Footnotes on Epicycles

The glow of faux precision [or] Caveon, cave off

Tue 28 Dec 2010 09:59 AM

The NY Times has a story about Caveon, a firm that uses forensic methods to identify students who are cheating on standardized tests. There are reasons to be dubious both about standardized testing and about automated cheater detection. Cases can be made for both, but the deep problem is that they inevitably have an aura of faux precision. Two examples:

1. Cheating is on the rise all over the place, the story says. According to a state functionary, since Caveon "began working for Mississippi in 2006, cheating has declined about 70 percent." The problem, of course, is that there is no independent measure for how much cheating there is. If there were, then that independent measure could be used to identify cheaters without paying Caveon.

2. The criteria used to identify cheaters all seem sensible enough: too many correlated errors, too much variance in performance from section to section, lots of erasing (which allegedly is a sign that someone later cleaned up the answers), doing well on hard questions but poorly on easy ones (although this might occur because the student is overconfident or bored with easy questions), and so on. Even though some of them are only suggestive, such factors can combine to make a convincing case for cheating.
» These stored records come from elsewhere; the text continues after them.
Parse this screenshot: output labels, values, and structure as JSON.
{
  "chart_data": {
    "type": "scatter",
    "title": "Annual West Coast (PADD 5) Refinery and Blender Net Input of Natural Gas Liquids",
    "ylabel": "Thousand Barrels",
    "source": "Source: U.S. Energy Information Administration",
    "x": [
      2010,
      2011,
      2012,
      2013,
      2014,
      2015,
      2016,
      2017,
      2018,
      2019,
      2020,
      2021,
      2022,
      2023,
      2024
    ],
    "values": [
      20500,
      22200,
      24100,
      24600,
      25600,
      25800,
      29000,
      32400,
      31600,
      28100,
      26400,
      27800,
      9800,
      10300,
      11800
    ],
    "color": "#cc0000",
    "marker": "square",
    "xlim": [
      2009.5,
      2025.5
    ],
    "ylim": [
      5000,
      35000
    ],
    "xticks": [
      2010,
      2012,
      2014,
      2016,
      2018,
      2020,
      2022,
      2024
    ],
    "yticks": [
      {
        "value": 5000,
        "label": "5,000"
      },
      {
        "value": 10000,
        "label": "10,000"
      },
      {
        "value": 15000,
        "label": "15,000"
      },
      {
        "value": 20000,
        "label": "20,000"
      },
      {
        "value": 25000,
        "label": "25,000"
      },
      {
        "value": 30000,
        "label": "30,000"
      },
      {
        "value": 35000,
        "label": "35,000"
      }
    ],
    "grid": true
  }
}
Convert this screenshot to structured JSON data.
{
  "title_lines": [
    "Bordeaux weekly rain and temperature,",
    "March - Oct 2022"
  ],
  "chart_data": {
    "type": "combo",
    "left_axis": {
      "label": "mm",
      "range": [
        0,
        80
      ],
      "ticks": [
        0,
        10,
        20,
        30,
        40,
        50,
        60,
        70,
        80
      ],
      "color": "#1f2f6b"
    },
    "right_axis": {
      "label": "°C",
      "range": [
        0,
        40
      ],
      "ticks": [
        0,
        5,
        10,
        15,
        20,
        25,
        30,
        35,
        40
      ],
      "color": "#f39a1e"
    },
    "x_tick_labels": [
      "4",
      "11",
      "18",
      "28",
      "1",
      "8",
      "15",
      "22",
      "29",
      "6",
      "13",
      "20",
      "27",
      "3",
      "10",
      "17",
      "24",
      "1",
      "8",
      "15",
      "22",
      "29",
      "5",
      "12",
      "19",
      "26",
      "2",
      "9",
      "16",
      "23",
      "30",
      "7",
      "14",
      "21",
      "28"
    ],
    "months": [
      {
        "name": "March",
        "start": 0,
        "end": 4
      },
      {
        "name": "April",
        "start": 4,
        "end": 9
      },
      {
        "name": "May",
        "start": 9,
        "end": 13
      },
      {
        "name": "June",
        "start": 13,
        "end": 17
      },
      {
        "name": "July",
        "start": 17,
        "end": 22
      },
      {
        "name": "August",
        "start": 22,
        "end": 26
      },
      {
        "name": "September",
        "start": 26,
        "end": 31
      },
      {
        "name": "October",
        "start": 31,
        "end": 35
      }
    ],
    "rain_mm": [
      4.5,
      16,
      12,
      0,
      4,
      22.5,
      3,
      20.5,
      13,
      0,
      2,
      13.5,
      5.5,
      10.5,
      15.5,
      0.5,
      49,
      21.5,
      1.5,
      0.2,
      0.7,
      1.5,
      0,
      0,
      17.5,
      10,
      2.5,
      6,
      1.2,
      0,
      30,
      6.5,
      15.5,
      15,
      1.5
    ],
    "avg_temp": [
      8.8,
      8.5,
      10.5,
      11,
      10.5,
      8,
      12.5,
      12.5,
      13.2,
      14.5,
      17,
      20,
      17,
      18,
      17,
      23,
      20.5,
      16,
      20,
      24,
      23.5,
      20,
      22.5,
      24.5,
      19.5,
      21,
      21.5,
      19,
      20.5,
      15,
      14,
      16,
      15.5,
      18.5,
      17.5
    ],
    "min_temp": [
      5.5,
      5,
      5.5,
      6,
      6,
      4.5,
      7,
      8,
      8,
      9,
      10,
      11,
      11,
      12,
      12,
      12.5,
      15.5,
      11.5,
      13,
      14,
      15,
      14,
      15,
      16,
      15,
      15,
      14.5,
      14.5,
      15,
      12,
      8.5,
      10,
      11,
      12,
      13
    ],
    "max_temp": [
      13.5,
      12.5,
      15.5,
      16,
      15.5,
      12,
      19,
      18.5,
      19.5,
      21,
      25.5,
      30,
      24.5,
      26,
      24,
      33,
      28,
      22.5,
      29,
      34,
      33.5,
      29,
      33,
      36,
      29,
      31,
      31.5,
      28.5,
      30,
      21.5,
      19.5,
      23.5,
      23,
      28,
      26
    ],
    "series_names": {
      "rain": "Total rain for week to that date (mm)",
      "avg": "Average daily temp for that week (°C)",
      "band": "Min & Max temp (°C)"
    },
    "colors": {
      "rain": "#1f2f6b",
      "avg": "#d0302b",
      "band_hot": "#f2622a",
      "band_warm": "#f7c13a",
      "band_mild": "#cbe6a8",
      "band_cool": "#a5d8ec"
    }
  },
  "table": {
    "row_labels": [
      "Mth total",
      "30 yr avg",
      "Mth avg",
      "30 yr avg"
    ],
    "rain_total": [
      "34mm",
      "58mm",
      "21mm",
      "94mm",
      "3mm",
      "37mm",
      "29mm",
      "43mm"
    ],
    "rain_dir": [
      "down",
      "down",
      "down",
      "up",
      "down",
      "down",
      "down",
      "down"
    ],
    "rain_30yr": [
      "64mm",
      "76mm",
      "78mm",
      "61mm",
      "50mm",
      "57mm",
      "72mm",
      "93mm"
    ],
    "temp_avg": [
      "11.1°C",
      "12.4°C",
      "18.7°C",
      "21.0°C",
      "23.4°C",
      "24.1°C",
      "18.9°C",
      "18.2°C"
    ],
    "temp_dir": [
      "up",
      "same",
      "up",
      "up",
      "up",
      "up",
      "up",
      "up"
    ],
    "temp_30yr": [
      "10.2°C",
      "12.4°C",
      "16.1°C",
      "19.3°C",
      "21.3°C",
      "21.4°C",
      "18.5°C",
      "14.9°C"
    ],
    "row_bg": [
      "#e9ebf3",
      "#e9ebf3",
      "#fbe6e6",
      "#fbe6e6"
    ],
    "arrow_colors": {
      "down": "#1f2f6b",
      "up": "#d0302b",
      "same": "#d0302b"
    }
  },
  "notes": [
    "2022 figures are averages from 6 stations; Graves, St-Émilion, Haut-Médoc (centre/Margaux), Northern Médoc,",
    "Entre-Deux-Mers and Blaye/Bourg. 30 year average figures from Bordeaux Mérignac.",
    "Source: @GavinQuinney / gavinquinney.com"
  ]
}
Caveon's actual algorithm is proprietary, but the article says that it calculates the probability that the particular array of factors might occur by chance. We are told, "When the anomalies are highly unlikely - their random occurrence, for example, is greater than one in one million - Caveon flags the tests for further investigation by school administrators." The deep problem here is that there is no natural probability model for the non-cheating test taker, but the precision of 1-in-a-million only makes sense given some defined probability model. For example, students of some backgrounds might have a hard time with some so-called 'easy' questions or a easy time with some 'hard' ones. The probability that they would do something that looks like an anomaly would be pretty high; higher, anyway, than the probability that would result from rolling dice to fill in bubble sheets.

I sympathize with Walter M. Haney, who is quoted in the article complaining that Caveon's methods haven't been published and so aren't open to scrutiny. As he says, "You just don't know the accuracy of the methods and the extent they may yield false positives or false negatives." The CEO of Caveon replies that "the company had not published its methods because it was too busy serving clients. But the company's chief statistician is available to explain Caveon's algorithms to any client who is curious." This doesn't seem like enough. The people who are qualified to evaluate the reliability of Caveon's algorithm's are experts in statistics and education testing, not the clients of Caveon who are administering tests.

Of course, people generally tend to be dazzled by mock precision. So part of the blame might go to the Times' reporting rather than to Caveon. Yet Caveon profits from this general glow that surrounds quantitative measures, and the persuasive power of secret algorithms makes Haney's criticism all the stronger.